Kellen, Bälle und günstige Schäfte werden aus öl-basiertem Plastik hergestellt, ebenso wie praktisch alle Taschen, Schuhe und Textilien. Letzteres aus Polyester, das nicht nur am Ende entweder verbrannt oder für immer und ewig auf irgendeiner Müllhalde dahinschmoren wird, sondern nach jedem Waschgang die Gewässer dieser Welt mit mehr und mehr Mikroplastik verpestet. Dazu Griffbänder aus Gummi, Kleber und Farbstoffe verdächtiger Herkunft. Und nicht zu vergessen, das Wundermaterial Carbon für anspruchsvollere Schlägerschäfte, in der Regel produziert irgendwo in Asien, unter für die Kundschaft unbekannten Bedingungen.
Muss das so sein? Könnte Floorball auch anders?
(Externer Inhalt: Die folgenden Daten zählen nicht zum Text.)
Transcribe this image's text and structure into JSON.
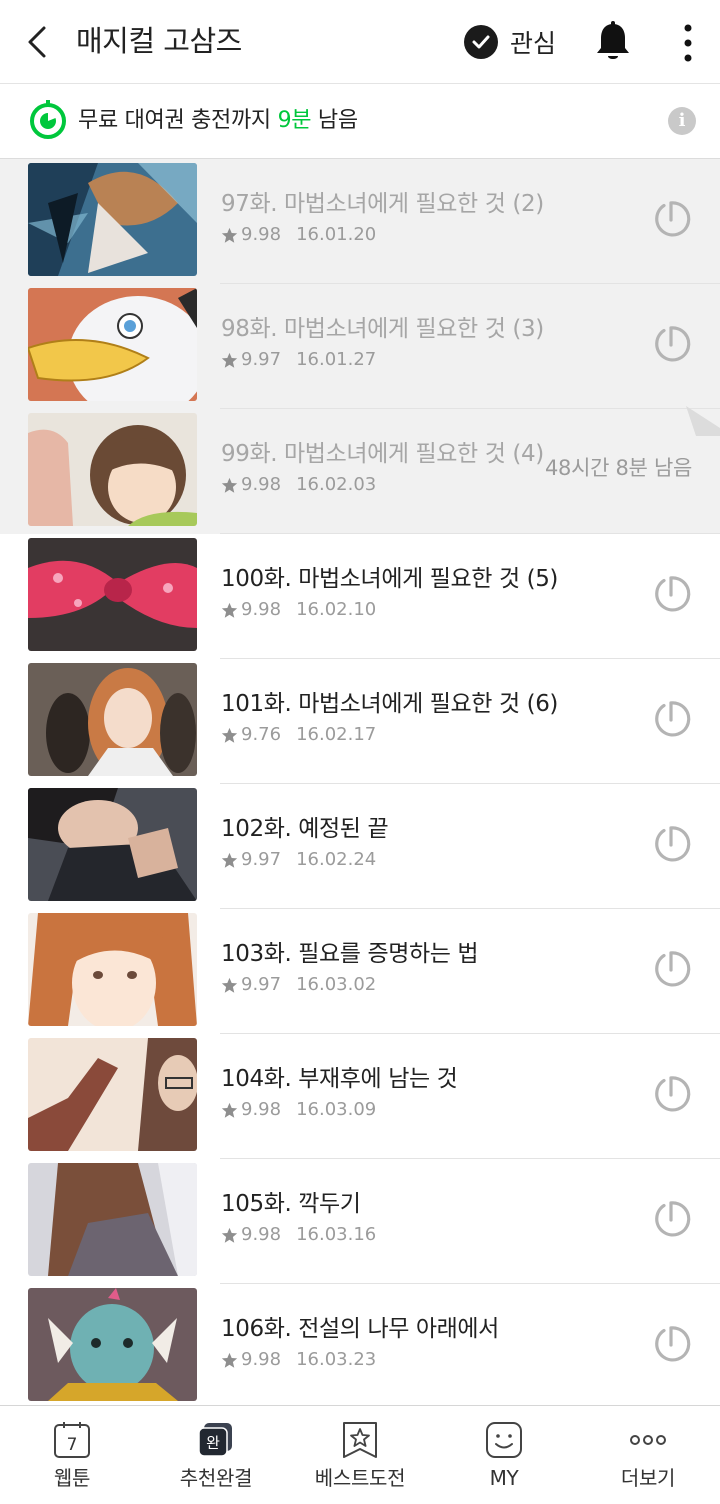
{
  "header": {
    "title": "매지컬 고삼즈",
    "favorite_label": "관심"
  },
  "info": {
    "prefix": "무료 대여권 충전까지",
    "time": "9분",
    "suffix": "남음"
  },
  "colors": {
    "accent": "#00c73c",
    "read_row_bg": "#f1f1f1"
  },
  "episodes": [
    {
      "title": "97화. 마법소녀에게 필요한 것 (2)",
      "rating": "9.98",
      "date": "16.01.20",
      "read": true,
      "status_icon": "rental-timer-icon"
    },
    {
      "title": "98화. 마법소녀에게 필요한 것 (3)",
      "rating": "9.97",
      "date": "16.01.27",
      "read": true,
      "status_icon": "rental-timer-icon"
    },
    {
      "title": "99화. 마법소녀에게 필요한 것 (4)",
      "rating": "9.98",
      "date": "16.02.03",
      "read": true,
      "remaining": "48시간 8분 남음"
    },
    {
      "title": "100화. 마법소녀에게 필요한 것 (5)",
      "rating": "9.98",
      "date": "16.02.10",
      "read": false,
      "status_icon": "rental-timer-icon"
    },
    {
      "title": "101화. 마법소녀에게 필요한 것 (6)",
      "rating": "9.76",
      "date": "16.02.17",
      "read": false,
      "status_icon": "rental-timer-icon"
    },
    {
      "title": "102화. 예정된 끝",
      "rating": "9.97",
      "date": "16.02.24",
      "read": false,
      "status_icon": "rental-timer-icon"
    },
    {
      "title": "103화. 필요를 증명하는 법",
      "rating": "9.97",
      "date": "16.03.02",
      "read": false,
      "status_icon": "rental-timer-icon"
    },
    {
      "title": "104화. 부재후에 남는 것",
      "rating": "9.98",
      "date": "16.03.09",
      "read": false,
      "status_icon": "rental-timer-icon"
    },
    {
      "title": "105화. 깍두기",
      "rating": "9.98",
      "date": "16.03.16",
      "read": false,
      "status_icon": "rental-timer-icon"
    },
    {
      "title": "106화. 전설의 나무 아래에서",
      "rating": "9.98",
      "date": "16.03.23",
      "read": false,
      "status_icon": "rental-timer-icon"
    }
  ],
  "nav": {
    "webtoon_day": "7",
    "webtoon": "웹툰",
    "recommend_badge": "완",
    "recommend": "추천완결",
    "best": "베스트도전",
    "my": "MY",
    "more": "더보기"
  }
}
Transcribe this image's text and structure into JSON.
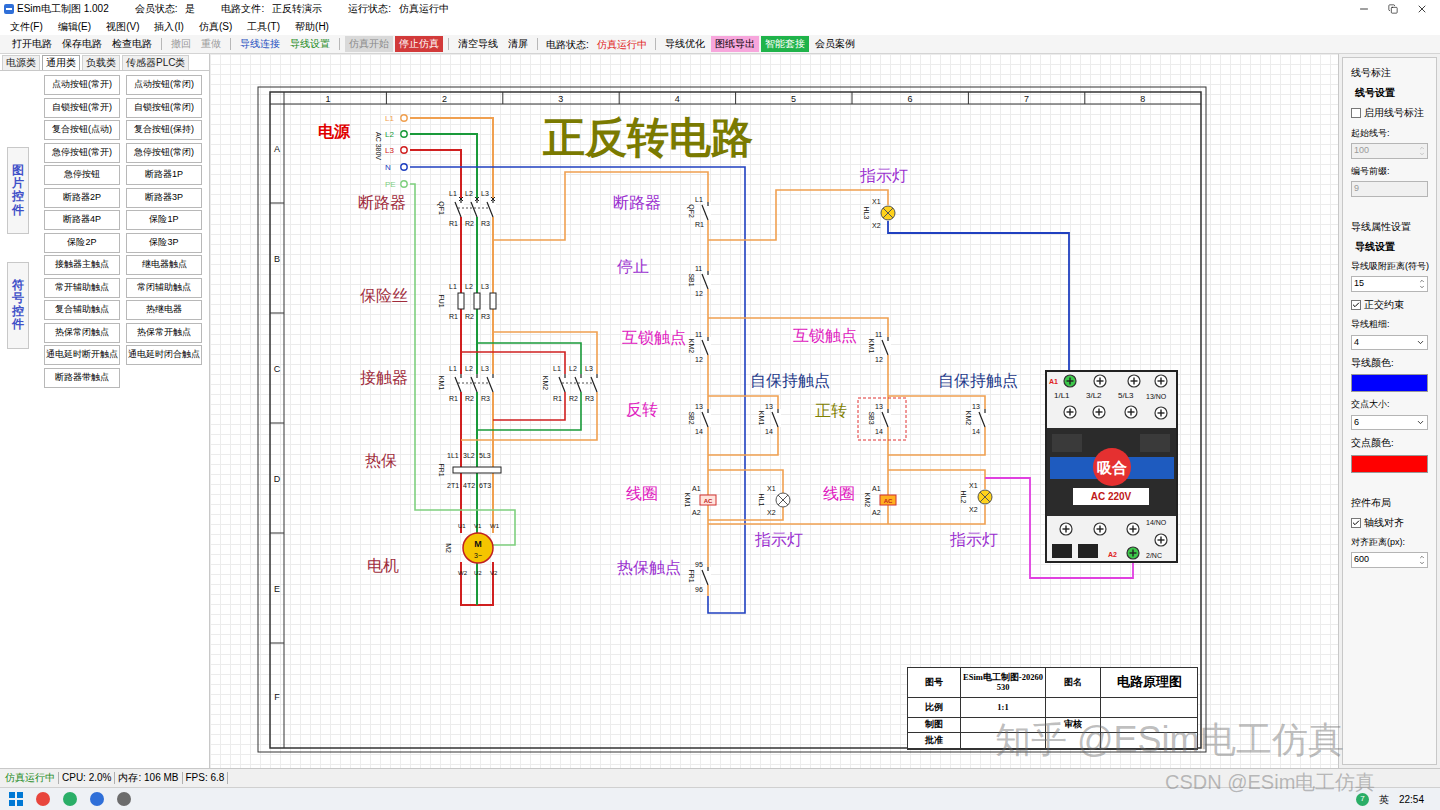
{
  "title_bar": {
    "app": "ESim电工制图 1.002",
    "fields": [
      {
        "label": "会员状态:",
        "value": "是"
      },
      {
        "label": "电路文件:",
        "value": "正反转演示"
      },
      {
        "label": "运行状态:",
        "value": "仿真运行中"
      }
    ]
  },
  "menu": [
    "文件(F)",
    "编辑(E)",
    "视图(V)",
    "插入(I)",
    "仿真(S)",
    "工具(T)",
    "帮助(H)"
  ],
  "toolbar": [
    {
      "kind": "button",
      "label": "打开电路",
      "disabled": false,
      "color": "#000000",
      "fill": null
    },
    {
      "kind": "button",
      "label": "保存电路",
      "disabled": false,
      "color": "#000000",
      "fill": null
    },
    {
      "kind": "button",
      "label": "检查电路",
      "disabled": false,
      "color": "#000000",
      "fill": null
    },
    {
      "kind": "separator"
    },
    {
      "kind": "button",
      "label": "撤回",
      "disabled": true,
      "color": "#9a9a9a",
      "fill": null
    },
    {
      "kind": "button",
      "label": "重做",
      "disabled": true,
      "color": "#9a9a9a",
      "fill": null
    },
    {
      "kind": "separator"
    },
    {
      "kind": "button",
      "label": "导线连接",
      "disabled": false,
      "color": "#1f4fbf",
      "fill": null
    },
    {
      "kind": "button",
      "label": "导线设置",
      "disabled": false,
      "color": "#1a8a1a",
      "fill": null
    },
    {
      "kind": "separator"
    },
    {
      "kind": "button",
      "label": "仿真开始",
      "disabled": true,
      "color": "#8a8a8a",
      "fill": "#d9d9d9"
    },
    {
      "kind": "button",
      "label": "停止仿真",
      "disabled": false,
      "color": "#ffffff",
      "fill": "#d23a3a"
    },
    {
      "kind": "separator"
    },
    {
      "kind": "button",
      "label": "清空导线",
      "disabled": false,
      "color": "#000000",
      "fill": null
    },
    {
      "kind": "button",
      "label": "清屏",
      "disabled": false,
      "color": "#000000",
      "fill": null
    },
    {
      "kind": "separator"
    },
    {
      "kind": "label",
      "label": "电路状态:",
      "color": "#000000"
    },
    {
      "kind": "label",
      "label": "仿真运行中",
      "color": "#e02020"
    },
    {
      "kind": "separator"
    },
    {
      "kind": "button",
      "label": "导线优化",
      "disabled": false,
      "color": "#000000",
      "fill": null
    },
    {
      "kind": "button",
      "label": "图纸导出",
      "disabled": false,
      "color": "#000000",
      "fill": "#f7a6dc"
    },
    {
      "kind": "button",
      "label": "智能套接",
      "disabled": false,
      "color": "#ffffff",
      "fill": "#1fb34a"
    },
    {
      "kind": "button",
      "label": "会员案例",
      "disabled": false,
      "color": "#000000",
      "fill": null
    }
  ],
  "left_panel": {
    "tabs": [
      {
        "label": "电源类",
        "selected": false
      },
      {
        "label": "通用类",
        "selected": true
      },
      {
        "label": "负载类",
        "selected": false
      },
      {
        "label": "传感器PLC类",
        "selected": false
      }
    ],
    "side_buttons": [
      {
        "label": "图片控件",
        "selected": false
      },
      {
        "label": "符号控件",
        "selected": false
      }
    ],
    "items": [
      "点动按钮(常开)",
      "点动按钮(常闭)",
      "自锁按钮(常开)",
      "自锁按钮(常闭)",
      "复合按钮(点动)",
      "复合按钮(保持)",
      "急停按钮(常开)",
      "急停按钮(常闭)",
      "急停按钮",
      "断路器1P",
      "断路器2P",
      "断路器3P",
      "断路器4P",
      "保险1P",
      "保险2P",
      "保险3P",
      "接触器主触点",
      "继电器触点",
      "常开辅助触点",
      "常闭辅助触点",
      "复合辅助触点",
      "热继电器",
      "热保常闭触点",
      "热保常开触点",
      "通电延时断开触点",
      "通电延时闭合触点",
      "断路器带触点"
    ]
  },
  "diagram": {
    "title": "正反转电路",
    "columns": [
      "1",
      "2",
      "3",
      "4",
      "5",
      "6",
      "7",
      "8"
    ],
    "rows": [
      "A",
      "B",
      "C",
      "D",
      "E",
      "F"
    ],
    "power": {
      "voltage": "AC 380V",
      "lines": [
        {
          "label": "L1",
          "color": "#f0a050"
        },
        {
          "label": "L2",
          "color": "#1a9a3a"
        },
        {
          "label": "L3",
          "color": "#d02020"
        },
        {
          "label": "N",
          "color": "#2040c0"
        },
        {
          "label": "PE",
          "color": "#7fd07f"
        }
      ]
    },
    "labels": [
      {
        "text": "电源",
        "color": "#e00000"
      },
      {
        "text": "断路器",
        "color": "#a02c3c"
      },
      {
        "text": "保险丝",
        "color": "#a02c3c"
      },
      {
        "text": "接触器",
        "color": "#a02c3c"
      },
      {
        "text": "热保",
        "color": "#a02c3c"
      },
      {
        "text": "电机",
        "color": "#a02c3c"
      },
      {
        "text": "断路器",
        "color": "#9b30d0"
      },
      {
        "text": "停止",
        "color": "#9b30d0"
      },
      {
        "text": "互锁触点",
        "color": "#e020c0"
      },
      {
        "text": "互锁触点",
        "color": "#e020c0"
      },
      {
        "text": "自保持触点",
        "color": "#1e3a8a"
      },
      {
        "text": "自保持触点",
        "color": "#1e3a8a"
      },
      {
        "text": "反转",
        "color": "#e020c0"
      },
      {
        "text": "正转",
        "color": "#808000"
      },
      {
        "text": "线圈",
        "color": "#e020c0"
      },
      {
        "text": "线圈",
        "color": "#e020c0"
      },
      {
        "text": "指示灯",
        "color": "#9b30d0"
      },
      {
        "text": "指示灯",
        "color": "#9b30d0"
      },
      {
        "text": "指示灯",
        "color": "#9b30d0"
      },
      {
        "text": "热保触点",
        "color": "#9b30d0"
      }
    ],
    "components": [
      {
        "kind": "breaker3",
        "name": "QF1",
        "top": [
          "L1",
          "L2",
          "L3"
        ],
        "bottom": [
          "R1",
          "R2",
          "R3"
        ]
      },
      {
        "kind": "fuse3",
        "name": "FU1",
        "top": [
          "L1",
          "L2",
          "L3"
        ],
        "bottom": [
          "R1",
          "R2",
          "R3"
        ]
      },
      {
        "kind": "contact3",
        "name": "KM1",
        "top": [
          "L1",
          "L2",
          "L3"
        ],
        "bottom": [
          "R1",
          "R2",
          "R3"
        ]
      },
      {
        "kind": "contact3",
        "name": "KM2",
        "top": [
          "L1",
          "L2",
          "L3"
        ],
        "bottom": [
          "R1",
          "R2",
          "R3"
        ]
      },
      {
        "kind": "thermal3",
        "name": "FR1",
        "top": [
          "1L1",
          "3L2",
          "5L3"
        ],
        "bottom": [
          "2T1",
          "4T2",
          "6T3"
        ]
      },
      {
        "kind": "motor",
        "name": "M2",
        "symbol": "M",
        "phase": "3~",
        "top": [
          "U1",
          "V1",
          "W1"
        ],
        "bottom": [
          "W2",
          "U2",
          "V2"
        ]
      },
      {
        "kind": "contact",
        "name": "QF2",
        "top": "L1",
        "bottom": "R1",
        "selected": false
      },
      {
        "kind": "contact",
        "name": "SB1",
        "top": "11",
        "bottom": "12",
        "selected": false
      },
      {
        "kind": "contact",
        "name": "KM2",
        "top": "11",
        "bottom": "12",
        "selected": false
      },
      {
        "kind": "contact",
        "name": "SB2",
        "top": "13",
        "bottom": "14",
        "selected": false
      },
      {
        "kind": "contact",
        "name": "KM1",
        "top": "13",
        "bottom": "14",
        "selected": false
      },
      {
        "kind": "coil",
        "name": "KM1",
        "top": "A1",
        "bottom": "A2",
        "mark": "AC",
        "on": false
      },
      {
        "kind": "lamp",
        "name": "HL1",
        "top": "X1",
        "bottom": "X2",
        "on": false
      },
      {
        "kind": "contact",
        "name": "FR1",
        "top": "95",
        "bottom": "96",
        "selected": false
      },
      {
        "kind": "lamp",
        "name": "HL3",
        "top": "X1",
        "bottom": "X2",
        "on": true
      },
      {
        "kind": "contact",
        "name": "KM1",
        "top": "11",
        "bottom": "12",
        "selected": false
      },
      {
        "kind": "contact",
        "name": "SB3",
        "top": "13",
        "bottom": "14",
        "selected": true
      },
      {
        "kind": "contact",
        "name": "KM2",
        "top": "13",
        "bottom": "14",
        "selected": false
      },
      {
        "kind": "coil",
        "name": "KM2",
        "top": "A1",
        "bottom": "A2",
        "mark": "AC",
        "on": true
      },
      {
        "kind": "lamp",
        "name": "HL2",
        "top": "X1",
        "bottom": "X2",
        "on": true
      }
    ],
    "contactor": {
      "status": "吸合",
      "voltage": "AC 220V",
      "energized": true,
      "coil_terminals": [
        "A1",
        "A2"
      ],
      "top_terminals": [
        "1/L1",
        "3/L2",
        "5/L3",
        "13/NO"
      ],
      "bottom_terminals": [
        "14/NO",
        "2/NC"
      ]
    },
    "title_block": {
      "rows": [
        [
          "图号",
          "ESim电工制图-20260530",
          "图名",
          "电路原理图"
        ],
        [
          "比例",
          "1:1",
          "",
          ""
        ],
        [
          "制图",
          "",
          "审核",
          ""
        ],
        [
          "批准",
          "",
          "",
          ""
        ]
      ]
    }
  },
  "right_panel": {
    "groups": [
      {
        "title": "线号标注",
        "items": [
          {
            "kind": "heading",
            "label": "线号设置"
          },
          {
            "kind": "checkbox",
            "label": "启用线号标注",
            "checked": false
          },
          {
            "kind": "number",
            "label": "起始线号:",
            "value": "100",
            "disabled": true
          },
          {
            "kind": "text",
            "label": "编号前缀:",
            "value": "9",
            "disabled": true
          }
        ]
      },
      {
        "title": "导线属性设置",
        "items": [
          {
            "kind": "heading",
            "label": "导线设置"
          },
          {
            "kind": "number",
            "label": "导线吸附距离(符号)",
            "value": "15",
            "disabled": false
          },
          {
            "kind": "checkbox",
            "label": "正交约束",
            "checked": true
          },
          {
            "kind": "select",
            "label": "导线粗细:",
            "value": "4",
            "disabled": false
          },
          {
            "kind": "color",
            "label": "导线颜色:",
            "color": "#0000ff"
          },
          {
            "kind": "select",
            "label": "交点大小:",
            "value": "6",
            "disabled": false
          },
          {
            "kind": "color",
            "label": "交点颜色:",
            "color": "#ff0000"
          }
        ]
      },
      {
        "title": "控件布局",
        "items": [
          {
            "kind": "checkbox",
            "label": "轴线对齐",
            "checked": true
          },
          {
            "kind": "number",
            "label": "对齐距离(px):",
            "value": "600",
            "disabled": false
          }
        ]
      }
    ]
  },
  "status_bar": [
    {
      "text": "仿真运行中",
      "color": "#1a8a1a"
    },
    {
      "text": "CPU: 2.0%",
      "color": "#000000"
    },
    {
      "text": "内存: 106 MB",
      "color": "#000000"
    },
    {
      "text": "FPS: 6.8",
      "color": "#000000"
    }
  ],
  "taskbar": {
    "badge": "7",
    "tray": [
      "英"
    ],
    "time": "22:54"
  },
  "watermarks": [
    "知乎 @ESim电工仿真",
    "CSDN @ESim电工仿真"
  ]
}
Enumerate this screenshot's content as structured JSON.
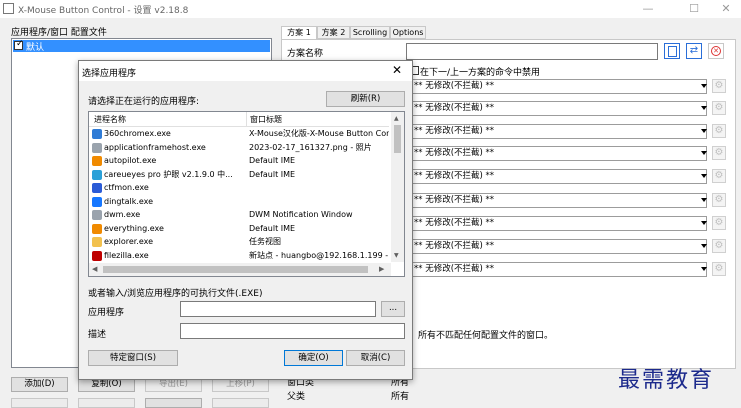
{
  "window": {
    "title": "X-Mouse Button Control - 设置 v2.18.8"
  },
  "left": {
    "group_label": "应用程序/窗口 配置文件",
    "items": [
      {
        "label": "默认",
        "checked": true,
        "selected": true
      }
    ],
    "buttons": [
      {
        "label": "添加(D)",
        "enabled": true
      },
      {
        "label": "复制(O)",
        "enabled": true
      },
      {
        "label": "导出(E)",
        "enabled": false
      },
      {
        "label": "上移(P)",
        "enabled": false
      }
    ]
  },
  "tabs": [
    {
      "label": "方案 1",
      "active": true
    },
    {
      "label": "方案 2",
      "active": false
    },
    {
      "label": "Scrolling",
      "active": false
    },
    {
      "label": "Options",
      "active": false
    }
  ],
  "profile": {
    "name_label": "方案名称",
    "disable_checkbox_label": "在下一/上一方案的命令中禁用",
    "combo_value": "** 无修改(不拦截) **",
    "match_info": "所有不匹配任何配置文件的窗口。",
    "bottom_rows": [
      {
        "label": "窗口类",
        "value": "所有"
      },
      {
        "label": "父类",
        "value": "所有"
      }
    ]
  },
  "dialog": {
    "title": "选择应用程序",
    "prompt": "请选择正在运行的应用程序:",
    "refresh_button": "刷新(R)",
    "columns": [
      "进程名称",
      "窗口标题"
    ],
    "processes": [
      {
        "name": "360chromex.exe",
        "title": "X-Mouse汉化版-X-Mouse Button Con",
        "icon": "chrome-icon",
        "color": "#2e7bd6"
      },
      {
        "name": "applicationframehost.exe",
        "title": "2023-02-17_161327.png - 照片",
        "icon": "frame-icon",
        "color": "#9aa3ad"
      },
      {
        "name": "autopilot.exe",
        "title": "Default IME",
        "icon": "autopilot-icon",
        "color": "#f08a00"
      },
      {
        "name": "careueyes pro 护眼 v2.1.9.0 中...",
        "title": "Default IME",
        "icon": "eye-icon",
        "color": "#2aa0d8"
      },
      {
        "name": "ctfmon.exe",
        "title": "",
        "icon": "pen-icon",
        "color": "#2b5bd6"
      },
      {
        "name": "dingtalk.exe",
        "title": "",
        "icon": "dingtalk-icon",
        "color": "#1677ff"
      },
      {
        "name": "dwm.exe",
        "title": "DWM Notification Window",
        "icon": "window-icon",
        "color": "#9aa3ad"
      },
      {
        "name": "everything.exe",
        "title": "Default IME",
        "icon": "search-icon",
        "color": "#f08a00"
      },
      {
        "name": "explorer.exe",
        "title": "任务视图",
        "icon": "folder-icon",
        "color": "#f2c14e"
      },
      {
        "name": "filezilla.exe",
        "title": "新站点 - huangbo@192.168.1.199 -",
        "icon": "filezilla-icon",
        "color": "#bf0000"
      }
    ],
    "browse_label": "或者输入/浏览应用程序的可执行文件(.EXE)",
    "app_label": "应用程序",
    "browse_button": "...",
    "desc_label": "描述",
    "specific_window_button": "特定窗口(S)",
    "ok_button": "确定(O)",
    "cancel_button": "取消(C)"
  },
  "watermark": "最需教育"
}
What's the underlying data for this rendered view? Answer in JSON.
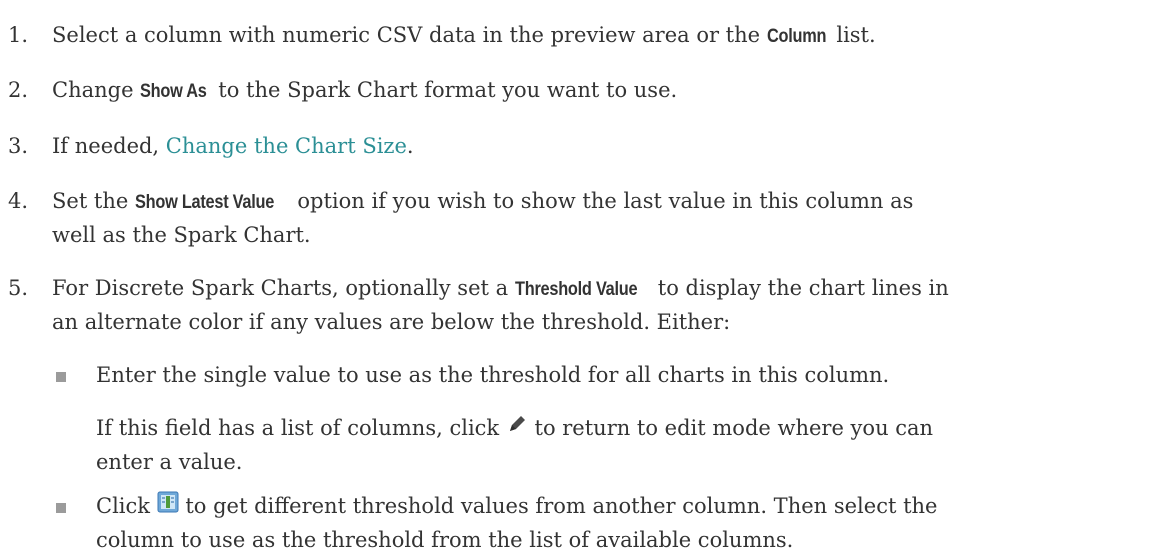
{
  "steps": [
    {
      "num": "1.",
      "pre": "Select a column with numeric CSV data in the preview area or the ",
      "ui": "Column",
      "post": " list."
    },
    {
      "num": "2.",
      "pre": "Change ",
      "ui": "Show As",
      "post": " to the Spark Chart format you want to use."
    },
    {
      "num": "3.",
      "pre": "If needed, ",
      "link": "Change the Chart Size",
      "post": "."
    },
    {
      "num": "4.",
      "pre": "Set the ",
      "ui": "Show Latest Value",
      "post_line1": " option if you wish to show the last value in this column as",
      "line2": "well as the Spark Chart."
    },
    {
      "num": "5.",
      "pre": "For Discrete Spark Charts, optionally set a ",
      "ui": "Threshold Value",
      "post_line1": " to display the chart lines in",
      "line2": "an alternate color if any values are below the threshold. Either:"
    }
  ],
  "bullets": [
    {
      "text": "Enter the single value to use as the threshold for all charts in this column.",
      "para_pre": "If this field has a list of columns, click ",
      "para_icon": "pencil-icon",
      "para_post_line1": " to return to edit mode where you can",
      "para_line2": "enter a value."
    },
    {
      "pre": "Click ",
      "icon": "column-picker-icon",
      "post_line1": " to get different threshold values from another column. Then select the",
      "line2": "column to use as the threshold from the list of available columns."
    }
  ]
}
Es sind Innovationen gefragt, neue Konzepte.
Zugegeben, auch die eigene Industrie hat es nicht leicht. Die Mengen, die Unihoc, Salming & Co. etwa an Trikots oder Schuhen produzieren, sind im Verhältnis zu den großen Sportmarken winzig. Und da der Großteil ihrer Produkte über Zwischenhändler abgesetzt wird, bleibt für „grüne Konzepte“ zunächst wenig Marge übrig.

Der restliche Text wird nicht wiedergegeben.